Can Assassin's Creed: Syndicate reinvigorate an ailing series?
After about ten minutes in London I’ve socked a guy in the face and met Charles Dickens.
After about ten minutes in London I’ve socked a guy in the face and met Charles Dickens. It’s 1868, and I’m a spritely twin named Evie Frye. Evie’s brother Jacob is playable too, but he’s a prat. It’s nice to play an Assassin’s Creed game as not-a-prat for once. As far as I can tell that’s this entry’s biggest innovation.
For reasons urgently explained in a cutscene, Evie and Jacob have come to Whitechapel in order to conquer and replace London’s notorious criminal gangs. It’s not long before we’re chasing little artful dodgers through destitute lanes, and climbing awkwardly up the side of Victorian-era buildings.
I play through the entirety of Sequence Three on a PS4 during my two hour hands-on session, so I can’t really comment on how the game will perform on PC. Aside from missions, most of my time is spent riding on the back of the train, or bashing around in a horse and cart. The latter operates well enough but is hardly as heady a fantasy as Black Flag’s pirate ships, though the ‘ram’ move is hilariously effective. It’s very easy to bulldoze your way through heavy traffic in Syndicate, but that’s not to say you should. Oh, and it has a boost button. That’s good.

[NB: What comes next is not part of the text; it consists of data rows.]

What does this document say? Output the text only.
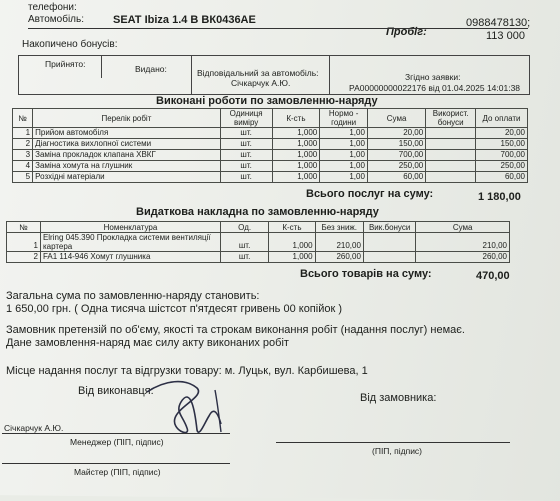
телефони:
Автомобіль:	SEAT Ibiza 1.4 В ВК0436АЕ	0988478130;
Пробіг:	113 000
Накопичено бонусів:
Прийнято:	Видано:	Відповідальний за автомобіль:
Січкарчук А.Ю.
Згідно заявки:
РА00000000022176 від 01.04.2025 14:01:38
Виконані роботи по замовленню-наряду
№	Перелік робіт	Одиниця виміру	К-сть	Нормо - години	Сума	Використ. бонуси	До оплати
1	Прийом автомобіля	шт.	1,000	1,00	20,00		20,00
2	Діагностика вихлопної системи	шт.	1,000	1,00	150,00		150,00
3	Заміна прокладок клапана ХВКГ	шт.	1,000	1,00	700,00		700,00
4	Заміна хомута на глушник	шт.	1,000	1,00	250,00		250,00
5	Розхідні матеріали	шт.	1,000	1,00	60,00		60,00
Всього послуг на суму:	1 180,00
Видаткова накладна по замовленню-наряду
№	Номенклатура	Од.	К-сть	Без зниж.	Вик.бонуси	Сума
1	Elring 045.390 Прокладка системи вентиляції картера	шт.	1,000	210,00		210,00
2	FA1 114-946 Хомут глушника	шт.	1,000	260,00		260,00
Всього товарів на суму:	470,00
Загальна сума по замовленню-наряду становить:
1 650,00 грн. ( Одна тисяча шістсот п'ятдесят гривень 00 копійок )
Замовник претензій по об'єму, якості та строкам виконання робіт (надання послуг) немає.
Дане замовлення-наряд має силу акту виконаних робіт
Місце надання послуг та відгрузки товару: м. Луцьк, вул. Карбишева, 1
Від виконавця:
Від замовника:
Січкарчук А.Ю.
Менеджер (ПІП, підпис)
(ПІП, підпис)
Майстер (ПІП, підпис)
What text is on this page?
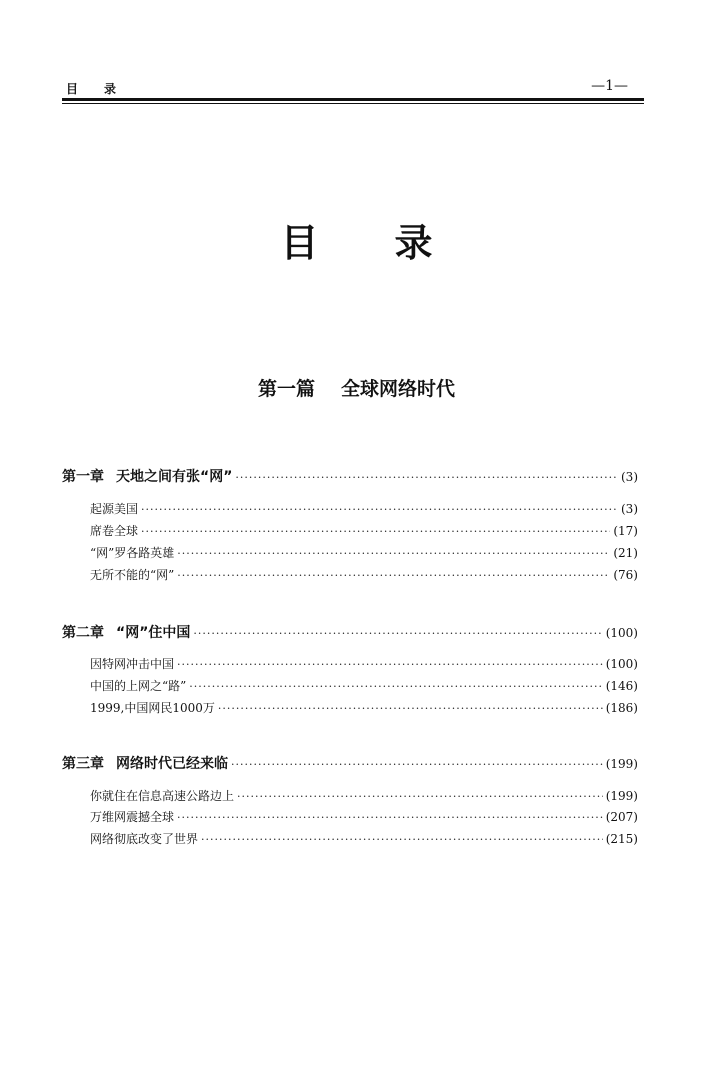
目录	—1—
目录
第一篇 全球网络时代
第一章 天地之间有张“网” ·····	(3)
起源美国 ·····	(3)
席卷全球 ·····	(17)
“网”罗各路英雄 ·····	(21)
无所不能的“网” ·····	(76)
第二章 “网”住中国 ·····	(100)
因特网冲击中国 ·····	(100)
中国的上网之“路” ·····	(146)
1999,中国网民1000万 ·····	(186)
第三章 网络时代已经来临 ·····	(199)
你就住在信息高速公路边上 ·····	(199)
万维网震撼全球 ·····	(207)
网络彻底改变了世界 ·····	(215)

Judging by how Sequence Three was structured, a fair chunk of Syndicate will involve winning regions of London from established criminal organisations. The guys in Whitechapel were pushovers (I pushed the boss off a train carriage) but the sequence served to demonstrate all the things you’ll be doing in Syndicate. Befitting your role as a gang leader, you’ll be able to recruit people into your gang and level them up. A glance at the progression path reveals that you’ll be able to unlock police bribes, and have your crew hang perilous barrels around London in order to fell them tactically upon your foes’ heads. You can also summon them into battle, and progression determines how strong they are and in what number they’ll arrive.
It’s typical Ubisoft metagame, but the moment-to-moment gameplay hasn’t changed much. Evie is arguably the stealthier of the twins. She’s tasked at one point with saving a bunch of child labourers from a Whitechapel factory, and as far as Assassin’s Creed stealth sequences go it’s decent: there are several ways to enter, and you can theoretically ghost it, but I went for the classic get-in-quietly-and-exit-spectacularly strategy.
I wish Assassin’s Creed was like this all the time. Carefully marking out enemies, monitoring their patterns and planning an attack is an enduring and simple video game pleasure. Dealing with the combat isn’t so much: it’s functionally sound and there’s nothing exactly wrong with it, it just lacks grace and impact—and no amount of slow pans while you cleave a cop’s throat can change that. Attacking, stunning and countering is easy to get the hang of but you often have half-a-dozen enemies grilling you at once and, well, Evie is no Batman. On the bright side, I suppose this reinforces that Assassin’s Creed is a stealth game.
Meanwhile, the parkour still doesn’t feel perfect, but here’s the thing—I don’t know how any Ubisoft studio could go about fixing that at the series’ current rate of output. Evie and Jacob are far too lithe for their own good, and while switching from climbing up to vaulting down is theoretically simple, in the heat of a long pursuit it’s easy to stuff it up—and this is coming from someone who has played at least half-a-dozen Assassin’s Creed games. There are improvements over Unity—you won’t climb into a window unless you hit a specific button to do so—but this system needs a total rework. At the moment it’s merely satisfactory.
The big problem with Assassin’s Creed: Syndicate is that it’s just not very exciting. London is bleak and beautiful, but it’s not very interactive. I wanted to give a coin to some begging children, but I couldn’t. I wanted to talk to a clerk in a store, but I couldn’t. Victorian London is not the same as 15th century Constantinople or 16th century Rome, but the sheer amount of Assassin’s Creed content out there—and the size of each separate game—is slowly eroding this series’ sense of identity. The rush I felt when entering 18th century Boston or Paris’ French Revolution is absent. It’s London, but so what? It doesn’t feel functionally different to the other hundreds of hours I’ve spent in this universe. A new city, a grappling hook, two protagonists and some horse and carts just aren’t enough—and maybe it’s not new features that Assassin’s Creed needs. Maybe it just needs time.
Assassin’s Creed: Syndicate has the potential to be fun: series tragics will like it. It has the potential to tell a great story—the dynamic between Jacob and Evie is a lot of fun, and the general tone of the game seems to aim for Guy Ritchie in the 1800s, rather than the po-faced severity seen in last year’s Unity. I genuinely believe Syndicate will be a decent game, but I think it and the team working on it deserve more. I think this series needs a rest. I think Ubisoft needs to iron out the enduring problems with its parkour and combat, and just… you know, slow down a bit. Don’t waste another city.